Entahlah pandangan ini mungkin terlalu ideal buat saya. Di masa Ki Hajar Dewantara pembangunan yang gencar dilakukan merupakan siakap ilmiah yang dianggap kurang responsif terhadap dinamika pembaguan yang telah dicanangkan dalam dalam target-target tertentu. Maka di masa kini dan masa akan datang dunia pendidkan harus mengenal yang namanya link and match. Dunia pendidikan harus nyambung dengan dunia pekerjaan. Pendidikan kererampilan digalakkan bebagai keterampilan dan motivasi dilakukan seagai salah satu bentuk kepedulian kami sebagai pemuda yang cinta akan bangsa dan negara demi mewujudkan Generasi bangsa yag cerdas dan bermartabat, karena kelajutan pedidikan anak bangsa itu menjadi tanggung jawab kami dimana akan kami upayakan dan laksanaka secara rutin dan terbuka.
Entah kenapa ketakutan ini terus terbayang. Pasalnya jika saya kembali mengingat sejarah tentang penerapan pendidika diera 1970-an, dunia pendidikan diramaikan dengan berbagai idiologi pendidikan radikal ala Amerika Latin. Idiologi ini hidup dikalanga LSM. Yang pastinya meurut saya inti dari idiologi ini adalah kritik terhadap corak dan sistem pendidikan yang dinilai sebagai gejala kapitalisme, dimana sekolah hanya membuka diri bagi orang-orang yang memiliki segudang penghasilan, sedangkan mereka yang memiliki keterbatasan ekonomi , jarak tempuh berkilo-kilo meter ke Sekolah sama sekali tidak bisa menikmati bangku pendidikan, sekolah gratis bahkan ketersediaan fasilitas dan ruang belajar yang nyaman. Sungguh entah apa yang terjadi pada dinia pendidikan kita. Saya tidak tahu sampai kapan idiologi ini akan terus berkembang. Karna realitanya, hingga sampai saat ini masih ada penerapan pendidikan yang bercorak kapitalisme di negeri kita. Entahlah.

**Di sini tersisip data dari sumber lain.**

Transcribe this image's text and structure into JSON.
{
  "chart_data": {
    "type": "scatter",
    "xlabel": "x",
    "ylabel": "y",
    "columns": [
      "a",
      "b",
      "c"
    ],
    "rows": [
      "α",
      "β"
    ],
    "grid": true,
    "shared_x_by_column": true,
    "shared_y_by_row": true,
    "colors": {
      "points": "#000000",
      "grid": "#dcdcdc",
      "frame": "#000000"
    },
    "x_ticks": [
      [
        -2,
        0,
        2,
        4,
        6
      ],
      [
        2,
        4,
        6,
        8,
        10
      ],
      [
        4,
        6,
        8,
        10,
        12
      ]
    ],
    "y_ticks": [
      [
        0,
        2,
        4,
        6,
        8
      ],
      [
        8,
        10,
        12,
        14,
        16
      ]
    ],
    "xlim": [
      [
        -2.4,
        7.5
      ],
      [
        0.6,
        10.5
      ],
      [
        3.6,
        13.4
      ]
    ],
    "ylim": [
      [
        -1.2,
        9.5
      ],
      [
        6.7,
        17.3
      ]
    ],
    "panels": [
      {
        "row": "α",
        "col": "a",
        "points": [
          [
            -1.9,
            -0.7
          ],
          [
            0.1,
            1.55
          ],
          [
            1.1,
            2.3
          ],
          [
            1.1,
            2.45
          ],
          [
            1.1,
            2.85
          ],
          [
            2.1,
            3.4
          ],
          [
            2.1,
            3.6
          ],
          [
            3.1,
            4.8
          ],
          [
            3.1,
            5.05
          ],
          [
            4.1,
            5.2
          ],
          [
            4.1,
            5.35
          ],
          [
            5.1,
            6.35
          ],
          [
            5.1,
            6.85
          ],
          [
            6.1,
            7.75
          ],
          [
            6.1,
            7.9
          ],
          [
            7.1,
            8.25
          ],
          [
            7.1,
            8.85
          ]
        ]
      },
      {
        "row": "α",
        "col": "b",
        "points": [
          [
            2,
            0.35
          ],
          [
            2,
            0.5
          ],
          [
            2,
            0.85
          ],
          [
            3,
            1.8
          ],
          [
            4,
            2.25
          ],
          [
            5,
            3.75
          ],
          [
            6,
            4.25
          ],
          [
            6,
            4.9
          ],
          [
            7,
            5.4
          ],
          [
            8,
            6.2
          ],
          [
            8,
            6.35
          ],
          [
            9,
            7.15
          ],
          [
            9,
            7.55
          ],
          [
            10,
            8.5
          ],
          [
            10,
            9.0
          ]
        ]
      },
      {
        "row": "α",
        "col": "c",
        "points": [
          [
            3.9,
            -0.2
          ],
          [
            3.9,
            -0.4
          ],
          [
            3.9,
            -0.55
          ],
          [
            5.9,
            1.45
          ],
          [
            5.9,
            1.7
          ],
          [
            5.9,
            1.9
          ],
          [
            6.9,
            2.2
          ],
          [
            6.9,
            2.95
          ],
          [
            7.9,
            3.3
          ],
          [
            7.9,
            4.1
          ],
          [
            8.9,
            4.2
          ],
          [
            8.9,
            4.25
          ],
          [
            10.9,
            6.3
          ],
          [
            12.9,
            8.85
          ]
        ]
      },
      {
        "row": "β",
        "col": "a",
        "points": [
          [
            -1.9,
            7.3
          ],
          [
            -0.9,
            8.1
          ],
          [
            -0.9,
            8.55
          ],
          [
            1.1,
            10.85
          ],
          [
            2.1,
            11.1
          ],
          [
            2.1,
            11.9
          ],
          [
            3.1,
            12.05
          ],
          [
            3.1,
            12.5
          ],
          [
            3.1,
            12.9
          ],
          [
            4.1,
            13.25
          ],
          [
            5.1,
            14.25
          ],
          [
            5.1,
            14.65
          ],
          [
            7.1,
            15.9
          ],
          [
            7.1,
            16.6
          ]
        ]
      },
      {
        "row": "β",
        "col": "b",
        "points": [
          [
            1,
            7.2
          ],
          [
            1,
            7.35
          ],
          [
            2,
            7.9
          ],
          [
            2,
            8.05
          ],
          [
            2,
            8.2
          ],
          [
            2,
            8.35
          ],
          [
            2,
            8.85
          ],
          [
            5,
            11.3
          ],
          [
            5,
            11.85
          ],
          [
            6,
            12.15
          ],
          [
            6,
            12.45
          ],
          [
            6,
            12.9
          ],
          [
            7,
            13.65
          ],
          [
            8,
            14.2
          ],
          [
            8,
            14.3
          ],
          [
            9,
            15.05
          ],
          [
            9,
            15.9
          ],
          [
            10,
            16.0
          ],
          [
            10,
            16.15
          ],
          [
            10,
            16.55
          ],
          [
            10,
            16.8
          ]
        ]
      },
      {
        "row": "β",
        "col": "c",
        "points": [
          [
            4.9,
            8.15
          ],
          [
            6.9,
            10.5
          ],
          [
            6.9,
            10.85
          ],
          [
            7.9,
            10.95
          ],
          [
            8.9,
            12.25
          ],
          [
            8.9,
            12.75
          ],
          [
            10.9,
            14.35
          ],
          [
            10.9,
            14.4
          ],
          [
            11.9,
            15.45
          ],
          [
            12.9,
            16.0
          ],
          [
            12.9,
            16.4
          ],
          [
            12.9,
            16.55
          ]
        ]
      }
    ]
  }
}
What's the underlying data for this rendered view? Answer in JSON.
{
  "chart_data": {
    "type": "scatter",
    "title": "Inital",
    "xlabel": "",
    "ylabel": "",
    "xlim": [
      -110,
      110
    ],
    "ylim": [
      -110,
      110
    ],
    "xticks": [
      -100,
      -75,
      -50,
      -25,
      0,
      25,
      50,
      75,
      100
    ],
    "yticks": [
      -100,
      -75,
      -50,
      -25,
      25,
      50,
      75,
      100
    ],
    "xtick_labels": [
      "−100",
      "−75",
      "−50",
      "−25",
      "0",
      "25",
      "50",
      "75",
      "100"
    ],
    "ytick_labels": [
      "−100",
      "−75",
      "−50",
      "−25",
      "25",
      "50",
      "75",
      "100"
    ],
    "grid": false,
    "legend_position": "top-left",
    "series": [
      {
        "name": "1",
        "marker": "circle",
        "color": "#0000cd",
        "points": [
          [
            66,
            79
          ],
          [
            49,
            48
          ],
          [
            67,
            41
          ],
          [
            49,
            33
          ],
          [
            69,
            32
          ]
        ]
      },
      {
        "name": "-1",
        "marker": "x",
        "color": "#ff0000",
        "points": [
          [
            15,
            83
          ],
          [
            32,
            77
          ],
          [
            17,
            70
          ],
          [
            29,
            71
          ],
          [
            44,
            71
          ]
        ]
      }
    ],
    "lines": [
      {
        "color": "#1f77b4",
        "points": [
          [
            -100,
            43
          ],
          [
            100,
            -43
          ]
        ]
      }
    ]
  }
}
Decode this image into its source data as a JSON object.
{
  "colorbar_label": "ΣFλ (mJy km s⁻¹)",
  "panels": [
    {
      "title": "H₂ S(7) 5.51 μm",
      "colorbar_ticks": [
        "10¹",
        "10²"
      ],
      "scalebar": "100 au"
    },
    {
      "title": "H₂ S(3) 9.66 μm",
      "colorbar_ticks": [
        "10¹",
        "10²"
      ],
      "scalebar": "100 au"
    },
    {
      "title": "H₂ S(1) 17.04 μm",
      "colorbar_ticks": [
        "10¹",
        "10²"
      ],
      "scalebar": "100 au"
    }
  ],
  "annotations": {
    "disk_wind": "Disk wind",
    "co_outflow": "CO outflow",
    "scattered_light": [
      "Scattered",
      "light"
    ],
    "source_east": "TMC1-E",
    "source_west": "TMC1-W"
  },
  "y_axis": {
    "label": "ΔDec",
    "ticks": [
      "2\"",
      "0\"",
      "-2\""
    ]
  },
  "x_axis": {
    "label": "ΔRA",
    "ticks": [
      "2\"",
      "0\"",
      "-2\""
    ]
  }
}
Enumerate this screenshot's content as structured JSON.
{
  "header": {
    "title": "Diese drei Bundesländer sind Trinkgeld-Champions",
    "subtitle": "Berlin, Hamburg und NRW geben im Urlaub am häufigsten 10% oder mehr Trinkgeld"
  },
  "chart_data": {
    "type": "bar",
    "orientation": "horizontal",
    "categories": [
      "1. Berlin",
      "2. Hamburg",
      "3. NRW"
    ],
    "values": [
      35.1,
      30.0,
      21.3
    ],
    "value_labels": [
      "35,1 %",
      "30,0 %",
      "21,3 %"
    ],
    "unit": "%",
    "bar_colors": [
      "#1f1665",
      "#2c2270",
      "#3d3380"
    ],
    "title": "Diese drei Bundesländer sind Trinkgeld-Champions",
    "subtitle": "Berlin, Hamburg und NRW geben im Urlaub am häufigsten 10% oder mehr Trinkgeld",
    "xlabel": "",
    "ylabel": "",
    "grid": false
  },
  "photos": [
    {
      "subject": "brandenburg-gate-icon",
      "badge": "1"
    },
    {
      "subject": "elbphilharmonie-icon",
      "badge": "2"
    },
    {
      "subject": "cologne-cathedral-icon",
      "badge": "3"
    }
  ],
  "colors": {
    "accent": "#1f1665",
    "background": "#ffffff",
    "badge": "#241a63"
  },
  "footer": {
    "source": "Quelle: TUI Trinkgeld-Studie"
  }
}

Di ujung senja perjuangan, saya tetap optimis bahwa masih banyak lembaga-lembaga pendidikan yang digarap oleh pemuda-pemudi tangguh, kalangan aktivis yang mungkin bisa disebut sekolah terbuka atau bisa disebut sebagai sekolah inspirasi, teras inspirasi dana masih banyak lagi kelas-kelas yang menginspirasi generasi para penerus bangsa. Saat ini bukan waktu yang tepat untuk berpolemik tentang idiologi-idiologi yang harus kita terapkan terhadap generasi kita. Yang kita betuhkan sekarang yakni bagaimana kepeduliaan semua pihak, baik pemerintah, masyarakat, mari kita bahu membahu untuk melakukan yang terbauk demi mencerdaskan generasi bagsa kita melalui pemerataan pembangunan, pemerataan pendidikan dan penerapan model pemelajaran dengan memberikan penguatan moral dan akhlak yang baik bagi generasi penerus bangsa. Saat ini kita tidak ada alasan dan ketakutan lagi untuk mendidik generasi kita, karna kita sudah memiliki UU Sisdiknas dan perangkat peraturan pemerntah yang memperjelas arah dan corak pendidikan kita. Mari megabdi untuk Bangsa dan Negara. Semangat Megabdi.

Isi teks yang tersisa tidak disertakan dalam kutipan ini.